En même temps on est peiné par ce qui se passe chez nous. Cela fait mal au cœur de le dire mais faut bien admettre que la trajectoire du déclin sur laquelle se trouve la France n’est pas un accident de parcours. On a oublié l’essentiel des promesses faites par E. Macron en 2017, on a oublié la réduction de 60.000 fonctionnaires, l’Etat coûte toujours un peu plus et nous sommes incapables d’équilibrer ce que l’on importe et ce que l’on exporte. Regardez la balance commerciale de la France sur 50 ans (Le Monde 08.08.19)

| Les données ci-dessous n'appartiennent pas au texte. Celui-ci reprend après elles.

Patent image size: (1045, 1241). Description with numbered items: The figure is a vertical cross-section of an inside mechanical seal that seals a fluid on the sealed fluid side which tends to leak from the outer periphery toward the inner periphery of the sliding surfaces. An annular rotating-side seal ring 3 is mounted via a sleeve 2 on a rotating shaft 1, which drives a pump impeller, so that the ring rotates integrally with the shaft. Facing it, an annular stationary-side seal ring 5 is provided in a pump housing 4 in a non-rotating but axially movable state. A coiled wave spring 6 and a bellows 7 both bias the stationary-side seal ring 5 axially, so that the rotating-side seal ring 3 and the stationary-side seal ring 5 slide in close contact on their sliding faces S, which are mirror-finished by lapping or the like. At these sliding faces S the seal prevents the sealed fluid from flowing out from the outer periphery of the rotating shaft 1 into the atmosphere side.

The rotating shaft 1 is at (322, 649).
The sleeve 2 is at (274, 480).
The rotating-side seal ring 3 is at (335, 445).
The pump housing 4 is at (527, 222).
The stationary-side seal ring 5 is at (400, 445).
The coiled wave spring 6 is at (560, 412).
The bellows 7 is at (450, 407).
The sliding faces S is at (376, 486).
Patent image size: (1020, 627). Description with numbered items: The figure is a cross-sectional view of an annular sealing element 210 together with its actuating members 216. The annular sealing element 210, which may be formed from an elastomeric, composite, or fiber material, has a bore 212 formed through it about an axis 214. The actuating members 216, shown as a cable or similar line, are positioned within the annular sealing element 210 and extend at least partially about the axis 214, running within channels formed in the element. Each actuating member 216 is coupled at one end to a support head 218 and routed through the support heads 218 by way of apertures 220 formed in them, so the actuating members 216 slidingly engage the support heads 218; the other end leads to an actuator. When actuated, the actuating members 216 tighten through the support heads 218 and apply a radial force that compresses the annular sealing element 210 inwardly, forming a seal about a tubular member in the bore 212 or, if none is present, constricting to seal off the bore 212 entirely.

Mais la balance commerciale n’est pas tout. La France se lance dans des aventures qui risquent de lui coûter plus que ce qu’elle espère obtenir à court terme. Entre autres, elle vient de décider d’appliquer, seule, une taxe de 3% sur le chiffre d’affaires réalisé par les grandes sociétés américaines (GAFA). A l’encontre de l’opposition de Bruxelles et de quatre pays ouvertement (Irlande, Suède, Danemark, Finlande) et d’autres quatorze (qui se cachent). Il eut fallu l’unanimité des 28 pays pour que le projet soit admis. Et cela n’arrange pas les affaires de notre Président avec le Donald qui a twitté «France just put a digital tax on our great American technology companies. If anybody taxes them, it should be their home country, the USA. We will announce a substantial reciprocal action on Macron’s foolishness shortly. I’ve always said American wine is better than French wine! » (foolishness =sottise, bêtise) (26.07.19).

Quo vadis ? The sad situation that reigns in France is not all that different from that in many other European countries. A few weeks ago, an African cardinal, Robert Sarah, published a book, Le soir approche et déjà le jour baisse ("The evening comes, and already the light darkens"). "At the root of the collapse of the West", he writes, "there is a cultural and identity crisis. The West no longer knows what it is, because it does not know and does not want to know what shaped it, what constituted it, what it was and what it is. (...) This self-asphyxiation leads naturally to a decadence that opens the way to new barbaric civilizations." Guy. Millière, Gatestone Institute 03.08.19.